The station counts such companies as Loma Linda University Community Medical Center, Jackson Bank, First Mutual Mortgage, Fram Dodge, and even the University of Phoenix as being among its clients.

Marino also provides local news and weather broadcasts for the Laura Ingraham Radio Program after his show ends.

His gravitation to potentially controversial subject matter is part of the reason for his becoming a talk show host, Marino said. “I enjoy politics and I enjoy finding out what people think about issues,” he said. “I’m a talk show host who actually listens to other people.”

Marino works well with other people also, said Michael Reichert, Salem Communications’ general sales manager.

“He’s a charm Reichert said of Marino. “I love working with Larry. He’s a can-do kind of guy. I think we’ll keep him around for a while; he’s a good man. Larry brings a lot of experience to the table.”

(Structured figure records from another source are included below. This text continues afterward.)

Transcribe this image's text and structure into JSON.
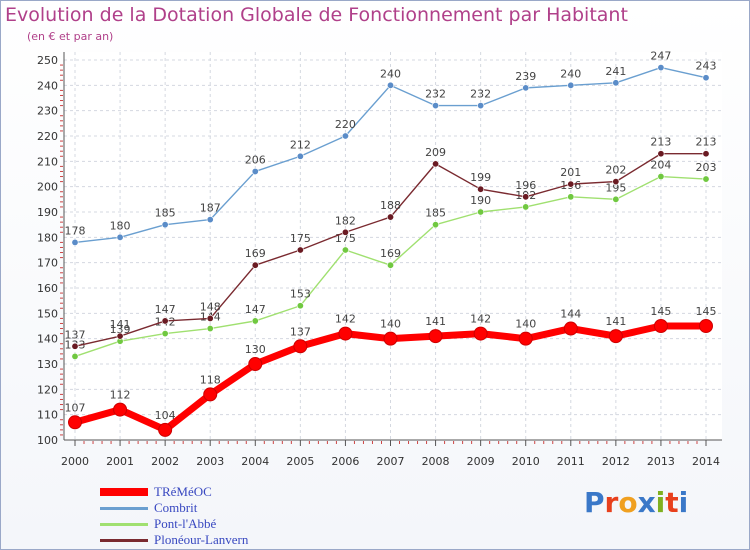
{
  "title": "Evolution de la Dotation Globale de Fonctionnement par Habitant",
  "subtitle": "(en € et par an)",
  "logo": {
    "text": "Proxiti",
    "colors": [
      "#3a78c8",
      "#e8401c",
      "#f0a020",
      "#3a78c8",
      "#80b020",
      "#e8401c",
      "#3a78c8"
    ]
  },
  "chart_data": {
    "type": "line",
    "x": [
      "2000",
      "2001",
      "2002",
      "2003",
      "2004",
      "2005",
      "2006",
      "2007",
      "2008",
      "2009",
      "2010",
      "2011",
      "2012",
      "2013",
      "2014"
    ],
    "y_ticks": [
      "100",
      "110",
      "120",
      "130",
      "140",
      "150",
      "160",
      "170",
      "180",
      "190",
      "200",
      "210",
      "220",
      "230",
      "240",
      "250"
    ],
    "ylim": [
      100,
      250
    ],
    "grid": true,
    "legend_position": "bottom-left",
    "series": [
      {
        "name": "TRéMéOC",
        "color": "#ff0000",
        "emphasis": true,
        "values": [
          107,
          112,
          104,
          118,
          130,
          137,
          142,
          140,
          141,
          142,
          140,
          144,
          141,
          145,
          145
        ],
        "labels": [
          "107",
          "112",
          "104",
          "118",
          "130",
          "137",
          "142",
          "140",
          "141",
          "142",
          "140",
          "144",
          "141",
          "145",
          "145"
        ]
      },
      {
        "name": "Combrit",
        "color": "#6a9fd0",
        "marker": "#5a8cc8",
        "values": [
          178,
          180,
          185,
          187,
          206,
          212,
          220,
          240,
          232,
          232,
          239,
          240,
          241,
          247,
          243
        ],
        "labels": [
          "178",
          "180",
          "185",
          "187",
          "206",
          "212",
          "220",
          "240",
          "232",
          "232",
          "239",
          "240",
          "241",
          "247",
          "243"
        ]
      },
      {
        "name": "Pont-l'Abbé",
        "color": "#a0e070",
        "marker": "#70c840",
        "values": [
          133,
          139,
          142,
          144,
          147,
          153,
          175,
          169,
          185,
          190,
          192,
          196,
          195,
          204,
          203
        ],
        "labels": [
          "133",
          "139",
          "142",
          "144",
          "147",
          "153",
          "175",
          "169",
          "185",
          "190",
          "192",
          "196",
          "195",
          "204",
          "203"
        ]
      },
      {
        "name": "Plonéour-Lanvern",
        "color": "#7a2a30",
        "marker": "#6a1a22",
        "values": [
          137,
          141,
          147,
          148,
          169,
          175,
          182,
          188,
          209,
          199,
          196,
          201,
          202,
          213,
          213
        ],
        "labels": [
          "137",
          "141",
          "147",
          "148",
          "169",
          "175",
          "182",
          "188",
          "209",
          "199",
          "196",
          "201",
          "202",
          "213",
          "213"
        ]
      }
    ]
  }
}
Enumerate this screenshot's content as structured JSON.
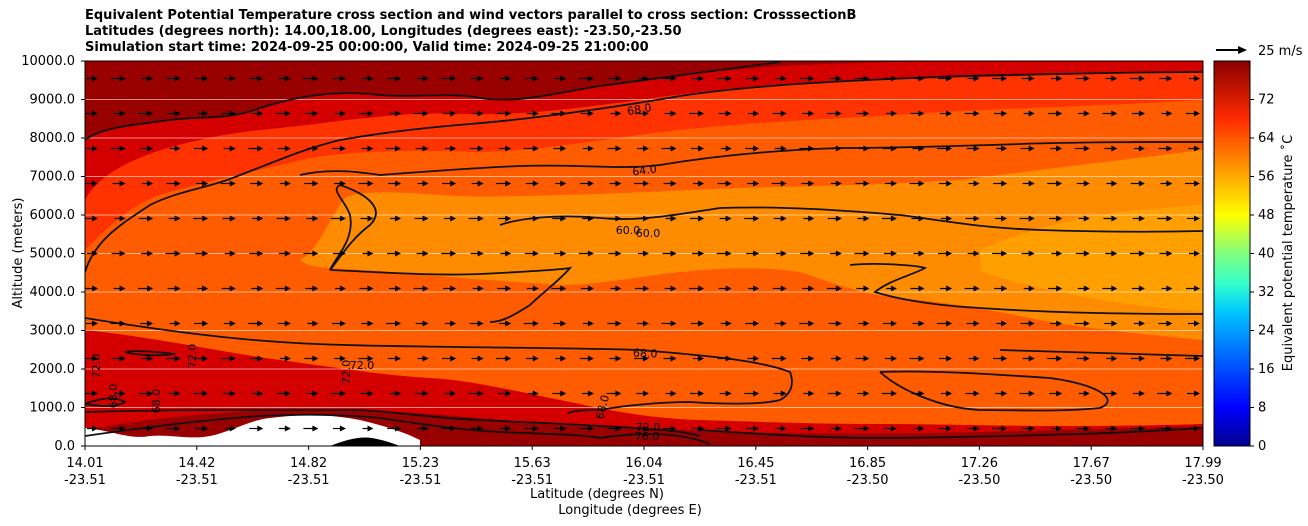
{
  "chart_data": {
    "type": "heatmap",
    "title_lines": [
      "Equivalent Potential Temperature cross section and wind vectors parallel to cross section: CrosssectionB",
      "Latitudes (degrees north): 14.00,18.00, Longitudes (degrees east): -23.50,-23.50",
      "Simulation start time: 2024-09-25 00:00:00, Valid time: 2024-09-25 21:00:00"
    ],
    "xlabel": "Latitude (degrees N)",
    "xlabel2": "Longitude (degrees E)",
    "ylabel": "Altitude (meters)",
    "ylim": [
      0,
      10000
    ],
    "y_ticks": [
      "0.0",
      "1000.0",
      "2000.0",
      "3000.0",
      "4000.0",
      "5000.0",
      "6000.0",
      "7000.0",
      "8000.0",
      "9000.0",
      "10000.0"
    ],
    "x_ticks_lat": [
      "14.01",
      "14.42",
      "14.82",
      "15.23",
      "15.63",
      "16.04",
      "16.45",
      "16.85",
      "17.26",
      "17.67",
      "17.99"
    ],
    "x_ticks_lon": [
      "-23.51",
      "-23.51",
      "-23.51",
      "-23.51",
      "-23.51",
      "-23.51",
      "-23.51",
      "-23.50",
      "-23.50",
      "-23.50",
      "-23.50"
    ],
    "colorbar": {
      "label": "Equivalent potential temperature ˚C",
      "range": [
        0,
        80
      ],
      "ticks": [
        "0",
        "8",
        "16",
        "24",
        "32",
        "40",
        "48",
        "56",
        "64",
        "72"
      ]
    },
    "contour_labels": [
      "72.0",
      "68.0",
      "64.0",
      "60.0",
      "60.0",
      "68.0",
      "72.0",
      "72.0",
      "72.0",
      "68.0",
      "68.0",
      "68.0",
      "72.0",
      "76.0"
    ],
    "quiver_key": "25 m/s",
    "field_regions": [
      {
        "name": "upper-dark",
        "value": 75
      },
      {
        "name": "upper-band",
        "value": 72
      },
      {
        "name": "mid-outer",
        "value": 68
      },
      {
        "name": "mid-inner",
        "value": 64
      },
      {
        "name": "core",
        "value": 60
      },
      {
        "name": "core-inner",
        "value": 58
      },
      {
        "name": "low-band",
        "value": 72
      },
      {
        "name": "surface-dark",
        "value": 76
      }
    ],
    "wind_vectors": {
      "columns": 41,
      "rows": 11,
      "typical_speed_ms": 12
    }
  },
  "colors": {
    "c76": "#990000",
    "c72": "#d40000",
    "c70": "#ee1400",
    "c68": "#ff3300",
    "c64": "#ff5c00",
    "c62": "#ff7800",
    "c60": "#ff8c00",
    "c58": "#ffa000",
    "contour": "#111111",
    "arrow": "#000000"
  }
}
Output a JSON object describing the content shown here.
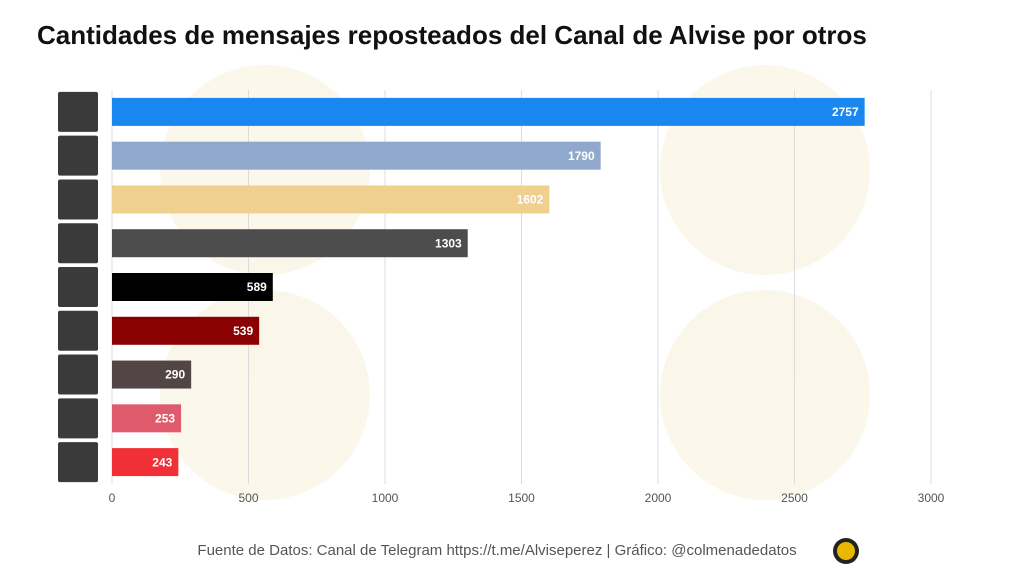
{
  "chart_data": {
    "type": "bar",
    "orientation": "horizontal",
    "title": "Cantidades de mensajes reposteados del Canal de Alvise por otros",
    "categories": [
      null,
      null,
      null,
      null,
      null,
      null,
      null,
      null,
      null
    ],
    "values": [
      2757,
      1790,
      1602,
      1303,
      589,
      539,
      290,
      253,
      243
    ],
    "colors": [
      "#1a86f0",
      "#8fa8cc",
      "#f0d08f",
      "#4d4d4d",
      "#000000",
      "#8b0000",
      "#524545",
      "#e05a6e",
      "#f03036"
    ],
    "xlim": [
      0,
      3000
    ],
    "xticks": [
      0,
      500,
      1000,
      1500,
      2000,
      2500,
      3000
    ],
    "grid": true,
    "footer": "Fuente de Datos: Canal de Telegram https://t.me/Alviseperez | Gráfico: @colmenadedatos"
  }
}
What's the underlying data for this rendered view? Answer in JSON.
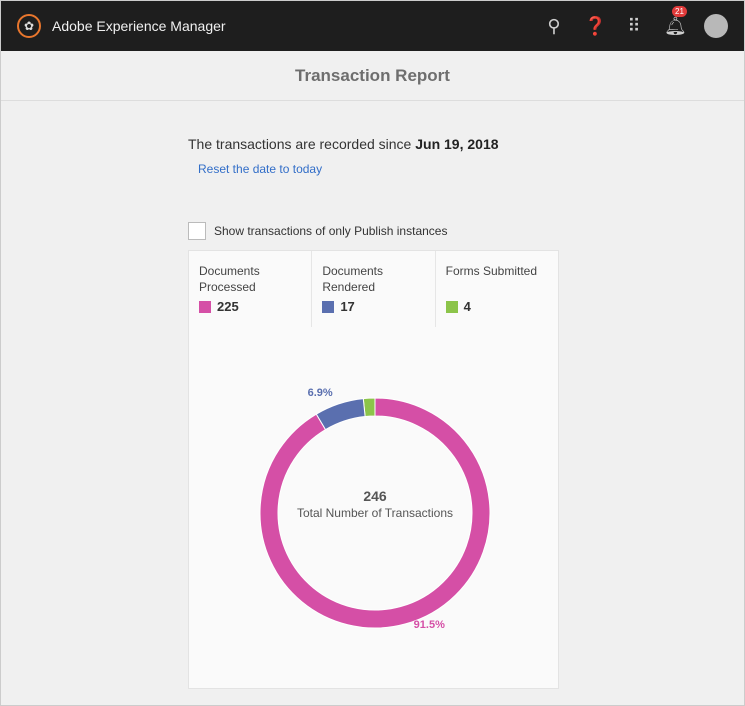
{
  "app": {
    "title": "Adobe Experience Manager",
    "notification_count": "21"
  },
  "page": {
    "title": "Transaction Report",
    "since_prefix": "The transactions are recorded since",
    "since_date": "Jun 19, 2018",
    "reset_link": "Reset the date to today",
    "checkbox_label": "Show transactions of only Publish instances",
    "checkbox_checked": false
  },
  "stats": [
    {
      "label": "Documents Processed",
      "value": "225",
      "color": "#d54fa6"
    },
    {
      "label": "Documents Rendered",
      "value": "17",
      "color": "#5a6faf"
    },
    {
      "label": "Forms Submitted",
      "value": "4",
      "color": "#8cc44a"
    }
  ],
  "chart_data": {
    "type": "pie",
    "donut": true,
    "categories": [
      "Documents Processed",
      "Documents Rendered",
      "Forms Submitted"
    ],
    "values": [
      225,
      17,
      4
    ],
    "colors": [
      "#d54fa6",
      "#5a6faf",
      "#8cc44a"
    ],
    "data_labels": [
      "91.5%",
      "6.9%",
      ""
    ],
    "center_value": "246",
    "center_label": "Total Number of Transactions"
  }
}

Marino knew he wanted to be involved with radio since he was very young, he said. He was five when he toured the studios of a local station that broadcast from the basement of a church, according to, and at age 11, he set up a wire between his and adjacent homes for broadcasts that were powered by a nine-voltbattery.

Having received his A.A. degree in telecommunications from Pasadena City College and his B.A. from the University of La Verne, his earliest professional experience was working as a technical assistant at KPCC. He later worked at various other radio and television stations in California and Texas, hosting different music programs, before working at an Ontario station where he remained until midnight and slept at the station before waking up at 6 a.m. the next morning. He would finally achieve his dream of becoming a newsman when working at KTCE (KKHR) in Abilene, Texas, in 1988. He would then work as a television reporter for the NBC affiliate KRBC/KACB, covering politics and breaking news as well as the famously tornado-stricken region’s weather.

However, the drawbacks of television made him decide to go back to radio. “In TV, you work all day to tell a story in two minutes , ” he said. “You spend too much time making sure your hair isn’t blowing or that your tie is straight. I like talk radio because you have time to go beyond the sound bites and the headlines.”

He was hired by the Independent Broadcaster’s Network to be its production director in 1992 and two years later was chosen to host the organization’s national morning broadcast. It aired on 80 stations nationwide, many in larger markets and his guests ranged from Jay Leno to Hillary Clinton. In 1995, the Sun Radio Network chose him to produce and host “Larry in the Morning,” a national broadcast.

He returned to Southern California the next year to work for MetroNetworks in Los Angeles, where be would anchor KABC news and also began working for Salem Communications’ KKLA, besides beginning to host KPCC’s “Talk of the City” broadcast.

The company chose him to host KIEV’s morning broadcast in 1998, after having bought 870 AM in Los Angeles. He began to host the afternoon broadcast in 2000 and became director of operations the next year, before KTIE’s formation in 2003.

The station has been active in many ways during its short period of existence, Marino said, having been involved in a blood drive for the Blood Bank of San Bernardino and a fundraiser called “Light Up the Night” for the Leukemia and Lymphoma Society.

Marino wants the company to continue to remain in touch with the Inland Empire as it expands and changes, he said.

“We obviously want to continue to grow with the Inland Empire,” he said. “We want people locally to tune to us to hear what we think is compelling and interesting talk programming, both locally and nationally.”